HTC’s latest financial report for the three months ending on December 31st, 2016 show the company in flux. The first several financial highlights the company made in this call were of positive revenue but an operating loss and a net loss after tax. Revenue for this quarter sits at NT$22.2 billion with a gross margin of 10.5%, while HTC’s quarterly operating loss was a cool NT$3.6 billion with an operating margin of negative 16%.
After taxes, HTC had a net loss of NT$3.1 billion (or -NT$3.77 per share), while the company seems to be in higher-than-expected spirits. Even with a 13.62% decrease year-on-year for revenue, the company isn’t doing as bad as they were last time this year. Last year during this same quarter, HTC reported a loss of NT$3.4 billion while this quarter was loss of just NT$3.1 billion.

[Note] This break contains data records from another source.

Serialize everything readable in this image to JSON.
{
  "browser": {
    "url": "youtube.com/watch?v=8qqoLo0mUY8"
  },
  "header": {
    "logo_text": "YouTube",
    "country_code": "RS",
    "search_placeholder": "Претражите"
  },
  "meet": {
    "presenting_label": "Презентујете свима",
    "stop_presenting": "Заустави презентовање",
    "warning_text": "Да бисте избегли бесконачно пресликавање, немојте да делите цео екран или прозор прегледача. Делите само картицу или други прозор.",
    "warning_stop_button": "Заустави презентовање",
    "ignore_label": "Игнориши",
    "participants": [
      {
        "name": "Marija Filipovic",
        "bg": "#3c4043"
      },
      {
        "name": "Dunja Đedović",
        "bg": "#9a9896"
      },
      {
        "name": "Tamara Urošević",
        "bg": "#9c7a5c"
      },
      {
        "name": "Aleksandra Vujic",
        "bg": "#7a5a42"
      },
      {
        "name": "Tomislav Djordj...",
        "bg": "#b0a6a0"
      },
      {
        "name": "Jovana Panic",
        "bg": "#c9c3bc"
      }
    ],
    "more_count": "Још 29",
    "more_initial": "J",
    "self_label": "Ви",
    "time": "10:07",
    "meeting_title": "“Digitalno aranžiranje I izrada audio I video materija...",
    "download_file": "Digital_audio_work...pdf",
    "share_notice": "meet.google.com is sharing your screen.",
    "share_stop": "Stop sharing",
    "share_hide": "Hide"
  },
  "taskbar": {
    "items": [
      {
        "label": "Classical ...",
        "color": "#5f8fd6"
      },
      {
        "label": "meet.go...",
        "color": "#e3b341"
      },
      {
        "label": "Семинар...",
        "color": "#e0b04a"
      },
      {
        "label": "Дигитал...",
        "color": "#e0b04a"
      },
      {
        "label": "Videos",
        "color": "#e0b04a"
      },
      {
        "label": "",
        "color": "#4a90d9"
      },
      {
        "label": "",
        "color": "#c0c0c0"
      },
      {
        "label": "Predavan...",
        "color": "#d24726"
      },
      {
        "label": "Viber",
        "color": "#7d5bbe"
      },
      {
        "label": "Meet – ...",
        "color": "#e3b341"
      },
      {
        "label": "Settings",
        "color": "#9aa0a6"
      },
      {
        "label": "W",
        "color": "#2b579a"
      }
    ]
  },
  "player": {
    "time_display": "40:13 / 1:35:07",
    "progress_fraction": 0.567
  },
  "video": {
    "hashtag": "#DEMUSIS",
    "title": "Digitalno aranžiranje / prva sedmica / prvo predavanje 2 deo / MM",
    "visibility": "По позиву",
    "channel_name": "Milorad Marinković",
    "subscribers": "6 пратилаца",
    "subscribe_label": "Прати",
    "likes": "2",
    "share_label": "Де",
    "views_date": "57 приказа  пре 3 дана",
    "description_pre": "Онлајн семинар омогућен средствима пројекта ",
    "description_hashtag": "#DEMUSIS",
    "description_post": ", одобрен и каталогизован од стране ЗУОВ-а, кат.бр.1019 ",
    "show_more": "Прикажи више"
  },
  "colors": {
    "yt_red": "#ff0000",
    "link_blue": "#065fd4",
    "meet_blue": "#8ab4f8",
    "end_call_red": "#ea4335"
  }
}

HTC seems to see hope in their VR business with the HTC VIVE. “We have learned much from our entrance into the world of virtual reality,” said chairwoman and CEO Cher Wang. “and we believe our focused approach to building the ecosystem is the right strategy to enable the whole industry to expand through the creation of compelling content and rich experiences, and that our HTC VIVE is at the forefront of that market.”
Unfortunately one product – in this case – might not be enough to save HTC in the long run. HTC’s entire year of 2016 showed a revenue of NT$78.16 billion. This might seem fantastic until one compares the number to the previous year – in which case it’s down 35.77%.
On one hand, HTC looks like it’s bleeding money, showing its 7th-straight quarter of loss. On the other hand, the company seems to be stabilizing the losses, turning their fortunes around through a concentrated set of efforts on tried-and-true smartphone releases and an industry-leading virtual reality headset. We’ll have to continue to wait and watch to see whether it’ll be enough through the rest of the year.